The ordinance was adopted in 1992 and was used for three years period to arrest more than 40,000 individuals in Chicago before it was challenged. So far, every court that has heard the case has struck down the ordinance as unconstitutional on a variety of grounds, including infringement of the First Amendment guarantees of freedom of assembly, association and free expression. The Supreme Court has agreed to hear the case during the term that begins Oct. 5, with oral arguments expected late this year or early next year.


Although no other communities have a similar ordinance, some have imposed curfews on youth or enacted other restrictions on activities such as loitering, prostitution and panhandling. Conner and Bograd agreed that the high court ruling could have broad implications for those ordinances.


For Conner, the issue is simply the survival of inner-city neighborhoods.


“There is an enormous struggle going on in America right now over what America is going to look like in 25 to 50 years,” he said. “The struggle (is) for civility in central business districts and safety in the neighborhoods surrounding. Order, civility and safety are in an active struggle with predatory forces.”


Conner’s group thinks the police need to be given more authority to go after the purveyors of serious crime, but Bograd of the ACLU said the answer is a greater police presence and the enforcement of existing statutes rather than “creating a statute to criminalize otherwise defensible behavior.”


“The fact that there is a problem doesn’t make every response constitutional,” Bograd said. “I don’t accept the premise that we need to criminalize innocent behavior to deal with this situation.”


He said the Chicago ordinance is “unconstitutional in so many ways.” In addition to violating First Amendment guarantees of assembly, association and free expression, Bograd said the statute also infringes on the “fundamental liberty of freedom of movement.” Also, he said, it is overly broad and vague, it encourages arbitrary police enforcement and it allows the government to make arrests without probable cause.


Conner said his group thinks the Chicago anti-gang ordinance should not have been ruled unconstitutional on its face but that the case should have been decided on whether it was being improperly applied. He conceded that some police departments could misuse the ordinance and “do more harm than good” but argued that those instances should be challenged on a case-by-case basis rather than by taking the tool away from all communities.


Conner dismissed the ACLU position as the vision of a group that is “stuck in the ’60s in the South” where police power must always be restrained lest it be used against poor people and minorities.


“If you live in one of these neighborhoods, the greatest threat to your life is not the misuse of public power but the misuse of private power,” Conner said. “What the ACLU is saying to people in (those) neighborhoods is a four-letter word, ‘M-O-V-E’.”


Bograd said the ACLU’s objections to the statute are not because of problems with police behavior in the 1960s.


“If you’re not engaging in any form of criminal behavior, what gives the police the right to tell you to go and arrest (then) you if you don’t comply?” Bograd said. “One of the reasons we are concerned about governmental abuse is because it wasn’t just in the ’60s that we had arbitrary and unlawful police behavior. The fact is that statutes like this encourage the police to target certain groups” based on stereotypes.

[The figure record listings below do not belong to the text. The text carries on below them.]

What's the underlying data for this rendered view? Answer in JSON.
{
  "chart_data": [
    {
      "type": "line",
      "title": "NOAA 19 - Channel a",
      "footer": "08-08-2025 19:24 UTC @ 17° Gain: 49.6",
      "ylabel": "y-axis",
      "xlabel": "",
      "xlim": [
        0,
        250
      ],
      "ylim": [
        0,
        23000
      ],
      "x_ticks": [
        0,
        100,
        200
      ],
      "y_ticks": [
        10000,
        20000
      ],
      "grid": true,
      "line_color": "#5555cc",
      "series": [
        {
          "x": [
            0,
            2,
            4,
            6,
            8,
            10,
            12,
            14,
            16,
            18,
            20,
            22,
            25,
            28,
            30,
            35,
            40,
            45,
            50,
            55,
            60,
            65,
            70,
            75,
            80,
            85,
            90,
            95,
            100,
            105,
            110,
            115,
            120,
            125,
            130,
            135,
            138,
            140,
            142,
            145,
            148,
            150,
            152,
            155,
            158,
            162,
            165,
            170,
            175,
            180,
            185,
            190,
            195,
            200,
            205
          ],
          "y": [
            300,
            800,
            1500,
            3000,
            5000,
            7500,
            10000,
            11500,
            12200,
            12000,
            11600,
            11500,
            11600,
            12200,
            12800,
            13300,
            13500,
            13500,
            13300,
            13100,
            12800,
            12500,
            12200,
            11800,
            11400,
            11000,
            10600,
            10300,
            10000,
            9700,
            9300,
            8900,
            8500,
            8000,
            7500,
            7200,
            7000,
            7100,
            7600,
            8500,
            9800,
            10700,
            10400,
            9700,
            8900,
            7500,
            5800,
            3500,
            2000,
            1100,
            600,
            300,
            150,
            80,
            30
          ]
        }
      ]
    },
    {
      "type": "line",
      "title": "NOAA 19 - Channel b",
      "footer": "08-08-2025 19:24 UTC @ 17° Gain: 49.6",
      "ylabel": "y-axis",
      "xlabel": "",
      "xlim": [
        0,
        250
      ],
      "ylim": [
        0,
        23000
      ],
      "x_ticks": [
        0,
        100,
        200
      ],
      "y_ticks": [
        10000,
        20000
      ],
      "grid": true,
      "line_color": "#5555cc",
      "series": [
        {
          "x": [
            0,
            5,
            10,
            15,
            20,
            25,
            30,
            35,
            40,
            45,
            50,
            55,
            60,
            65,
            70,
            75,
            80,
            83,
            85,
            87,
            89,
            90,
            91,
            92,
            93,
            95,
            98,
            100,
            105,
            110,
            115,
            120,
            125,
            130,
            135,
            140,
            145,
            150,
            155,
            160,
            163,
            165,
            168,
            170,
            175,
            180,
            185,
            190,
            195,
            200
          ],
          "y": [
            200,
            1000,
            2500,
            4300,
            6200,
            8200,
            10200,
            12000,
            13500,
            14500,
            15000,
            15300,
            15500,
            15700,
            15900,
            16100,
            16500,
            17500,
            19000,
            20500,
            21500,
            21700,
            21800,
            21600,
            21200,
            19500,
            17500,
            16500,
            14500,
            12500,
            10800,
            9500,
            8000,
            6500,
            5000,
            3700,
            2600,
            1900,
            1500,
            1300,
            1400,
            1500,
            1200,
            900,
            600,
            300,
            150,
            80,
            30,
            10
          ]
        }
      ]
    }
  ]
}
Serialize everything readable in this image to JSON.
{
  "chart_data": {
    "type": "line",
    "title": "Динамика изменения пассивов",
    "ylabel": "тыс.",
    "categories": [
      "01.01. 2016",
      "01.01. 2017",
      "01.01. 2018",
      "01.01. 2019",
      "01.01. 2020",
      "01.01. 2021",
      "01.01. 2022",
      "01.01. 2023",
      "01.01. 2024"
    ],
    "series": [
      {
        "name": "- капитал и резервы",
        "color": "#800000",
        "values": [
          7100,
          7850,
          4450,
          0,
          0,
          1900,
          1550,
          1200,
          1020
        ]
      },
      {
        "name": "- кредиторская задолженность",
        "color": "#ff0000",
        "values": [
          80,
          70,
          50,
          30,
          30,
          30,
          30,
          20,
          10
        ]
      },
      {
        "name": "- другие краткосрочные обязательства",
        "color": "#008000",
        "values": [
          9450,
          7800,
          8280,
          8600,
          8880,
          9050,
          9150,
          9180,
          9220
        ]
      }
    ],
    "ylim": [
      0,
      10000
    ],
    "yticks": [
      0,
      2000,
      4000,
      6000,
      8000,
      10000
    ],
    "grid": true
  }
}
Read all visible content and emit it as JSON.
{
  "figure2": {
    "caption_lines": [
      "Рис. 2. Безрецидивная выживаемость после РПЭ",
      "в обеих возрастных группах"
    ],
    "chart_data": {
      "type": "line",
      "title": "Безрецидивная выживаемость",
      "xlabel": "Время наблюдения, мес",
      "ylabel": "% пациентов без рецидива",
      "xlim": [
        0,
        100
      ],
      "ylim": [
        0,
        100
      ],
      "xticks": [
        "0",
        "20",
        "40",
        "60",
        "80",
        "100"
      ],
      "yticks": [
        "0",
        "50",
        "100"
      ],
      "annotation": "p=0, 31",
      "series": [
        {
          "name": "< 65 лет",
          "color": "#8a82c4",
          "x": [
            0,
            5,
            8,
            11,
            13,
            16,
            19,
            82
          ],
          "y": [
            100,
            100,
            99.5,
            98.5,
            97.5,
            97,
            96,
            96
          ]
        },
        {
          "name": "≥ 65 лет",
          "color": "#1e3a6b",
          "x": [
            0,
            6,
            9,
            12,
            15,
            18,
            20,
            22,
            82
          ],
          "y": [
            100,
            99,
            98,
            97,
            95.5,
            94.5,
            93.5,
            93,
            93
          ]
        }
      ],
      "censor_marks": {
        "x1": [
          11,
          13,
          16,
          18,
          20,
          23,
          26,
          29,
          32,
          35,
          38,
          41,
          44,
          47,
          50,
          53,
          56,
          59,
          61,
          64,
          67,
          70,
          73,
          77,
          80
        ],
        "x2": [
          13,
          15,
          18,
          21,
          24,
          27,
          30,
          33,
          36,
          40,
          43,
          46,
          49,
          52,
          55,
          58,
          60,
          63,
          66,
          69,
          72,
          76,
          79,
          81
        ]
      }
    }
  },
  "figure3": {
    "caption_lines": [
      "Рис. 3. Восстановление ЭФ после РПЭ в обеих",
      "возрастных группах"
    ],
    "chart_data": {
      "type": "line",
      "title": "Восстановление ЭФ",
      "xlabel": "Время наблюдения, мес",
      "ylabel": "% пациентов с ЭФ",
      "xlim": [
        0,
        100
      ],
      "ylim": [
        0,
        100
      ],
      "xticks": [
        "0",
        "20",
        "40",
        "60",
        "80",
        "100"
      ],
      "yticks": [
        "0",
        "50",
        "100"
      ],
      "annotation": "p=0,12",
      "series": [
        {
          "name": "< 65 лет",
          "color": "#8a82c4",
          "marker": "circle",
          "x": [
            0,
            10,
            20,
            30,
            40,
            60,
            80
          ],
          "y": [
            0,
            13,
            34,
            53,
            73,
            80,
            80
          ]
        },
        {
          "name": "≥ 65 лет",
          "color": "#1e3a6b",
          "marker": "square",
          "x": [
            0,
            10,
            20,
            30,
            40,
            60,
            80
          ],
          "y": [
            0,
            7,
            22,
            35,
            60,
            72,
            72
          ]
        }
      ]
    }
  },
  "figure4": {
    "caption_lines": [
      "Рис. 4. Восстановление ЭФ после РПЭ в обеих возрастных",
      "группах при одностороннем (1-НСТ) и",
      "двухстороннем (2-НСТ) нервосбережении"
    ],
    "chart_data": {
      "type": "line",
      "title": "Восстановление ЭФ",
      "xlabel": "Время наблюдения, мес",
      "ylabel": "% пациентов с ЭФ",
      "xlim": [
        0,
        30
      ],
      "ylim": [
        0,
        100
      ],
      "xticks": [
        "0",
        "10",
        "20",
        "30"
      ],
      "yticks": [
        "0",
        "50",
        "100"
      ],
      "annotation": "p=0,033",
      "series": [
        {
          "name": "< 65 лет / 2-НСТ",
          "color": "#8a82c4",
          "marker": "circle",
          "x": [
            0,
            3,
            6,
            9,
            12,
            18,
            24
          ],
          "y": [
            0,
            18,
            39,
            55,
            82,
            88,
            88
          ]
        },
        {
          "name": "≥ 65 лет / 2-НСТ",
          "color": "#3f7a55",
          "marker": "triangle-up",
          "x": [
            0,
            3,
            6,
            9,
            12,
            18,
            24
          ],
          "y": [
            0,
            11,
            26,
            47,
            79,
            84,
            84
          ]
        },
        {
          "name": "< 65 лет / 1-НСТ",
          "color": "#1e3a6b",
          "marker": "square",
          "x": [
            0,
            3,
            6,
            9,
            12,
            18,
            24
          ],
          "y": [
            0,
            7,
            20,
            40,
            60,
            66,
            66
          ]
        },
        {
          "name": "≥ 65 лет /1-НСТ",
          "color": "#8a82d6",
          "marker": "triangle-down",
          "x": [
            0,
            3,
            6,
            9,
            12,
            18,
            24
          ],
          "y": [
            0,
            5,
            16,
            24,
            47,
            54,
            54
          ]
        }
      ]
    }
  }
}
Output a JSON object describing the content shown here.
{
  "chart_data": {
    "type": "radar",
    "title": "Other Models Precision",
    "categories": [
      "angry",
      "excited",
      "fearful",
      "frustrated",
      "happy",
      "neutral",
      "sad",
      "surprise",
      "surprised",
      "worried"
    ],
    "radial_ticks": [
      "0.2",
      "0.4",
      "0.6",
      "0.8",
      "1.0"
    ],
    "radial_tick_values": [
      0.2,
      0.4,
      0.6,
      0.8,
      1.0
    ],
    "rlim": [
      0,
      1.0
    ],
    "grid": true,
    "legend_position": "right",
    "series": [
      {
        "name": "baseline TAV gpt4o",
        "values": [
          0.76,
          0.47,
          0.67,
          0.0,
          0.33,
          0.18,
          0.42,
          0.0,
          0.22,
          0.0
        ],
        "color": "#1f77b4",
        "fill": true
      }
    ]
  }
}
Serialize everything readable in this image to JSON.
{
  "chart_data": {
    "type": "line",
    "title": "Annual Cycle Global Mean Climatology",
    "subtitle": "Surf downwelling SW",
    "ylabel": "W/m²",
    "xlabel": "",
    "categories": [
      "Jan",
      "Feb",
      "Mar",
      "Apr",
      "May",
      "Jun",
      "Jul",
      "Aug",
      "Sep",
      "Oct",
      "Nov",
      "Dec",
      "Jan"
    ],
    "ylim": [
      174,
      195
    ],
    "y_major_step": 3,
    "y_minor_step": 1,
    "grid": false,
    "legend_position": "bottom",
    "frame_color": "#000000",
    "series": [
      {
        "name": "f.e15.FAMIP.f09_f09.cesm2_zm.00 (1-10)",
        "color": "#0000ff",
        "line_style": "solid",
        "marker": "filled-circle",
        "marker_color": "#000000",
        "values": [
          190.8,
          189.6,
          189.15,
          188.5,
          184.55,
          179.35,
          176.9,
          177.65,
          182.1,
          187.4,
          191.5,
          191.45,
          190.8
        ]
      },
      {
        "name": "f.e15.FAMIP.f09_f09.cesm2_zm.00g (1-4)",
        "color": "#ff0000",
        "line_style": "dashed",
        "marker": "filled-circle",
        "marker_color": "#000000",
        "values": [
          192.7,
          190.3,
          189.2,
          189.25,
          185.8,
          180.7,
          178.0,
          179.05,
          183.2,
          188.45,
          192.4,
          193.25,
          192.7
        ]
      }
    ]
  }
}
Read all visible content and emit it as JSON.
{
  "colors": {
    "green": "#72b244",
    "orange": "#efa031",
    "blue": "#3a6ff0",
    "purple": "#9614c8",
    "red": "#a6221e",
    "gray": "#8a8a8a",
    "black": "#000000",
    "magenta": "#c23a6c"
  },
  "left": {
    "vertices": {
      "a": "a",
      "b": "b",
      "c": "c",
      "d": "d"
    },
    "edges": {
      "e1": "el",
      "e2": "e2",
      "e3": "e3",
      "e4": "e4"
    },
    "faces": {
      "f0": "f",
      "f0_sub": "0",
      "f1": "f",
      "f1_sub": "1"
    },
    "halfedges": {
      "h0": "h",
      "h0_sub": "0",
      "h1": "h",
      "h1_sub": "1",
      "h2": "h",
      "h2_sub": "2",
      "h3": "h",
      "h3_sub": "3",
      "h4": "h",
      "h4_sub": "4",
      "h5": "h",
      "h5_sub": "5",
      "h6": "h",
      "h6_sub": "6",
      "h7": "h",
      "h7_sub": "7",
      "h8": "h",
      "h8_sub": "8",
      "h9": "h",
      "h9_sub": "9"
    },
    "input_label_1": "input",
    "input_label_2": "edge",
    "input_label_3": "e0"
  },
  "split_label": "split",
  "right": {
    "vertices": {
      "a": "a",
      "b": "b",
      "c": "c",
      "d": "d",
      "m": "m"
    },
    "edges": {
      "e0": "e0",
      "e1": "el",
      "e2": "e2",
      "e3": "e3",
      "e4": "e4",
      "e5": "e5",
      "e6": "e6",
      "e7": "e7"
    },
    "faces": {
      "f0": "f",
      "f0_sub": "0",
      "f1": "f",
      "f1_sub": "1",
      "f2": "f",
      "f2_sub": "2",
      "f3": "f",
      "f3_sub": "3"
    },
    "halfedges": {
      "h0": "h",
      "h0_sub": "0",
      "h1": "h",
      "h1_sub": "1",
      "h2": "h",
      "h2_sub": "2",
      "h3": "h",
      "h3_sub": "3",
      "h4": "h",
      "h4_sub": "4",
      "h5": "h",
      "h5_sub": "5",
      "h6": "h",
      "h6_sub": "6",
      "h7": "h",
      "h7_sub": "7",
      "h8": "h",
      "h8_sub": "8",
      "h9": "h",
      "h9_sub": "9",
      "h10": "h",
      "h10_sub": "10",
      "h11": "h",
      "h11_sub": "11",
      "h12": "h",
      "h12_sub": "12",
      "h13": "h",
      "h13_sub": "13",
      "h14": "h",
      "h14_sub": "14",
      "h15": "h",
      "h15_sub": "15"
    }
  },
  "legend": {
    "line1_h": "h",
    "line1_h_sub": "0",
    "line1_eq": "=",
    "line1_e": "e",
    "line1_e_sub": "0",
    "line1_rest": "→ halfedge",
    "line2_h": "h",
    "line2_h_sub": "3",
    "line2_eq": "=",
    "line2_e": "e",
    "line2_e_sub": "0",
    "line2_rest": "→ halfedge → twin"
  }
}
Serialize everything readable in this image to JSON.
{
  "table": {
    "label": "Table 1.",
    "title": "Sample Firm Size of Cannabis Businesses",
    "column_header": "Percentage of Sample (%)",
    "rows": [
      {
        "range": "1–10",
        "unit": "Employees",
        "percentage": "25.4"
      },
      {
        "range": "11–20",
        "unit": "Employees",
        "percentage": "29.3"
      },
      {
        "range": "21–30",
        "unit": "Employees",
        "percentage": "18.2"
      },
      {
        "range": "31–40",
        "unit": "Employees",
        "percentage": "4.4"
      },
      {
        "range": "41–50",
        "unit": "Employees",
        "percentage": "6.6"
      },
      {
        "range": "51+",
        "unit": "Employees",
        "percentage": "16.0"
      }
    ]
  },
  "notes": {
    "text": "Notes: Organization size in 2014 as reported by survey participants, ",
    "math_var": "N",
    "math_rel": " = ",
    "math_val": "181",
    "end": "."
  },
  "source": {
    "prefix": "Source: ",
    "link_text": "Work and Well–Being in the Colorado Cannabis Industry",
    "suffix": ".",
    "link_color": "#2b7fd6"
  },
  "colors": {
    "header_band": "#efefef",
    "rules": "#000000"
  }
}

Asked by moderator Tony Mauro of USA TODAY whether there was anything the police or government could do to deal with gang members who are destroying the quality of life in inner-city neighborhoods, Bograd replied, “They can enforce littering ordinances; they can enforce graffiti ordinances; they can increase police presence in a neighborhood where they are watching for activities of criminality. Those are all appropriate responses.”